Ola de huelgas pone a prueba las reformas ideadas por Macron

La ola de huelgas que se abate sobre Francia, en particular en la compañía pública de trenes SNCF, pone a prueba la vocación reformadora del presidente Emmanuel Macron, menos de un año después de llegar al palacio del Elíseo.

Los ferroviarios de la SNCF marcan sobre todo la pauta con una huelga intermitente que puede perturbar seriamente la vida cotidiana de los franceses durante tres meses.

Los sindicatos protestan contra un proyecto de reforma del gobierno que quiere poner fin a su estatuto especial, que incluye un empleo de por vida. Han creado un nuevo concepto de movilización, con una huelga de dos días cada cinco, es decir un total de 36 días de paros alternados hasta fines de junio.

La SNCF ha aconsejado a los usuarios que renuncien a tomar el tren desde hoy por la noche hasta el jueves por la mañana -las huelgas de 48 horas de la compañía pública duran de hecho varias horas más- , pues el movimiento "va a ser muy inoportuno" para los 4,5 millones de viajeros diarios, según el presidente del grupo, Guillaume Pepy.

El martes, a los ferroviarios se sumarán otros sectores en huelga: los empleados de la limpieza y del sector de la energía.

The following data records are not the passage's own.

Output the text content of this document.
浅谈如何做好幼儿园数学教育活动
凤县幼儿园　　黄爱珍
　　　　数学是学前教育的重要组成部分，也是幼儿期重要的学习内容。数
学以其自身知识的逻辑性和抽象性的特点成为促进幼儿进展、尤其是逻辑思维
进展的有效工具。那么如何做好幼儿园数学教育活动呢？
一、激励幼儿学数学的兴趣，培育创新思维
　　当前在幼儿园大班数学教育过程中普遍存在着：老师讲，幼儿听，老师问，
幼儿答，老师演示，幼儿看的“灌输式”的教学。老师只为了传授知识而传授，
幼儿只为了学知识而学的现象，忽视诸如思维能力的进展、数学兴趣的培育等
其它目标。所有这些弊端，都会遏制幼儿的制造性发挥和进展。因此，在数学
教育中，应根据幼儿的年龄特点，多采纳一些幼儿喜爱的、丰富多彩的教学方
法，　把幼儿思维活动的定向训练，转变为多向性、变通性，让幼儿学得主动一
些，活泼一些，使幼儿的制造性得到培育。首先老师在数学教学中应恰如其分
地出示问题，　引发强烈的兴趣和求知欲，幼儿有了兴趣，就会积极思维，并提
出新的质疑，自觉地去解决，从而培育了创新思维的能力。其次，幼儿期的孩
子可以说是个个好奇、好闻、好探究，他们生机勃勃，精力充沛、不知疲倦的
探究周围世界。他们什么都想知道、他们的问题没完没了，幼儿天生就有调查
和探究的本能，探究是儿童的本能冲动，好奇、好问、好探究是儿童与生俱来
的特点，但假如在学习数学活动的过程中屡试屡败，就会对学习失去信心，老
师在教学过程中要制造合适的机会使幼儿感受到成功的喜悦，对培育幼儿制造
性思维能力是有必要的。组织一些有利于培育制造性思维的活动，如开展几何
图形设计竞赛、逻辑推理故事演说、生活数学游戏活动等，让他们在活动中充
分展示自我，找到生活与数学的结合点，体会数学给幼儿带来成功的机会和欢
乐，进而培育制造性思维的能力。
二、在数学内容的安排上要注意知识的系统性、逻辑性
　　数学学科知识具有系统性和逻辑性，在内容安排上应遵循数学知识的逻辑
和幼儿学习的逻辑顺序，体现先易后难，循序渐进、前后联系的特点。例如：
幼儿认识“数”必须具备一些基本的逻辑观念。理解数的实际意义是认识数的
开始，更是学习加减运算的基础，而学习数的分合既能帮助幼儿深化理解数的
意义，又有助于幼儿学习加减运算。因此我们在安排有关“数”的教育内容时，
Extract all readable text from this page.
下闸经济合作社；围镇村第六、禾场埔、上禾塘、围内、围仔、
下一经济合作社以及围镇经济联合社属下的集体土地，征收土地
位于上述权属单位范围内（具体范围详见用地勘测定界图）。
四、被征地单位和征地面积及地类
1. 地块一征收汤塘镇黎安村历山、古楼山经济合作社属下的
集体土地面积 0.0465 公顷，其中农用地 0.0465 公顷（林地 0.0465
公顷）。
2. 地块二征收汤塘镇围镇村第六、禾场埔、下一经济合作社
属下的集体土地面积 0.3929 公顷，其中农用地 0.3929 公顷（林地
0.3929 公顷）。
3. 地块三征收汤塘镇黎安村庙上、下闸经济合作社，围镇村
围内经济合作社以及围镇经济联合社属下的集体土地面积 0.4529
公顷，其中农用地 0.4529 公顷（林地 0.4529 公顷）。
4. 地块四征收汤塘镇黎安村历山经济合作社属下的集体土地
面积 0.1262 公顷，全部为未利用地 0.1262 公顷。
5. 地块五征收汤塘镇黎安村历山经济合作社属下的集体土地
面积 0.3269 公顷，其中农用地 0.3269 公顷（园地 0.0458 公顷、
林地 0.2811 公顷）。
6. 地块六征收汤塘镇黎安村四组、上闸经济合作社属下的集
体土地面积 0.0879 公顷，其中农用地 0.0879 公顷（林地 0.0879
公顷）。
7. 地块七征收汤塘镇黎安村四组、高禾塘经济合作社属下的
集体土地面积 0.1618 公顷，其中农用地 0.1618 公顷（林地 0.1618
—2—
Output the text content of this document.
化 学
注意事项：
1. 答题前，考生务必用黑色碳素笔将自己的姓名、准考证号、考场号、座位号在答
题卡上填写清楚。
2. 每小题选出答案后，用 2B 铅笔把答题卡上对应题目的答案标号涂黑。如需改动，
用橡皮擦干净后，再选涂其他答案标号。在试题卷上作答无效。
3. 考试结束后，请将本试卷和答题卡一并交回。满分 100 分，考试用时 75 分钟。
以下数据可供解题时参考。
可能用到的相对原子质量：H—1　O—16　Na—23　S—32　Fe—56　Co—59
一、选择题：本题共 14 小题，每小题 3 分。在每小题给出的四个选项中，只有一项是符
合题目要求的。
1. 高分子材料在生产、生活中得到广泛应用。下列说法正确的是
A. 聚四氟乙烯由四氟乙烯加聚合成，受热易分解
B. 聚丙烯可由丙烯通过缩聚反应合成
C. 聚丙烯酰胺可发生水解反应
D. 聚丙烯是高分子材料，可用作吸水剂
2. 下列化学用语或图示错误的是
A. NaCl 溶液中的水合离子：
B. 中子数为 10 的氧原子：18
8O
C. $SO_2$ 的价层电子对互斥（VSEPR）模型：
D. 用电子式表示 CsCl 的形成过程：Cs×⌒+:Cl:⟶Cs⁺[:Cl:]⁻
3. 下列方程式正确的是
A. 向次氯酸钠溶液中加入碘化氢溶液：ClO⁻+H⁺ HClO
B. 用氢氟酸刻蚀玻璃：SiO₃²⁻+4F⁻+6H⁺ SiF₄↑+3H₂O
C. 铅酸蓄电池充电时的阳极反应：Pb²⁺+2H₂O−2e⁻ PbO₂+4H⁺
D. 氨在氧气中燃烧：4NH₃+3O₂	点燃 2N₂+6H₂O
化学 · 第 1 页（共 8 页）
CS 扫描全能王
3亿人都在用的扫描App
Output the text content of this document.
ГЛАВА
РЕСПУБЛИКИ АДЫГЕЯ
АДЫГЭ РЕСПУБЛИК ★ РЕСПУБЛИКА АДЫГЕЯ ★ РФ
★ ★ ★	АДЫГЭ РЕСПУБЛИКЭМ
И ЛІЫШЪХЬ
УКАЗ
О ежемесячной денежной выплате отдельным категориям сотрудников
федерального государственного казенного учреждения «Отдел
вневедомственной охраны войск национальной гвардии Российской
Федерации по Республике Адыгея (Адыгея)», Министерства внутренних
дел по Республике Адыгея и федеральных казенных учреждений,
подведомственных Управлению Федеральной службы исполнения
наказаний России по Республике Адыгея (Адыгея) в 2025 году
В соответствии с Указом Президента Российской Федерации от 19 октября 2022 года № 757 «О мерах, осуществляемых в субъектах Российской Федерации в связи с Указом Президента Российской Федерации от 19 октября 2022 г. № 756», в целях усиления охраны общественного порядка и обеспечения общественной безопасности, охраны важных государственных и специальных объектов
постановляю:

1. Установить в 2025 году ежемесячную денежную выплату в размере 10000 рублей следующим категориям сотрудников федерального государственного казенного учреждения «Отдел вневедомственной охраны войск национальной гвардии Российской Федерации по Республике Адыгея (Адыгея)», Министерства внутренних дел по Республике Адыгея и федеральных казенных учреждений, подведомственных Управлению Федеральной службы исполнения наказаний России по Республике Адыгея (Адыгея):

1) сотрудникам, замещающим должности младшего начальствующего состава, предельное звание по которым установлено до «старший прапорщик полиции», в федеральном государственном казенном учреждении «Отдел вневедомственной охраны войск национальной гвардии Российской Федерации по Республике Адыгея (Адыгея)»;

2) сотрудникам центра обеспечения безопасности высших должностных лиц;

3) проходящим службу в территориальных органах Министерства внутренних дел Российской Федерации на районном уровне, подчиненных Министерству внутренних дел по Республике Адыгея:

El mismo día, el personal de la compañía Air France hará huelga por cuarta vez en un mes para pedir un aumento general de sueldo del 6%, aunque no haya en este caso relación directa con las reformas de Macron. A ello se suman movimientos de estudiantes, contrarios a una ley que modifica el acceso a la universidad mediante un sistema de selección.

A toda velocidad

El presidente francés, que asumió el cargo en mayo pasado y dijo estar dispuesto a transformar Francia, ha logrado imponer sin gran resistencia sus reformas, incluida la muy delicada reforma laboral. Desde mayo de 2017, varias manifestaciones de relativo éxito -los propios ferroviarios, funcionarios, jubilado- no han alterado la voluntad reformadora del ejecutivo.

El método Macron, calificado de brutal, consiste en reformar a toda velocidad en todos los sectores para sorprender a los sindicatos.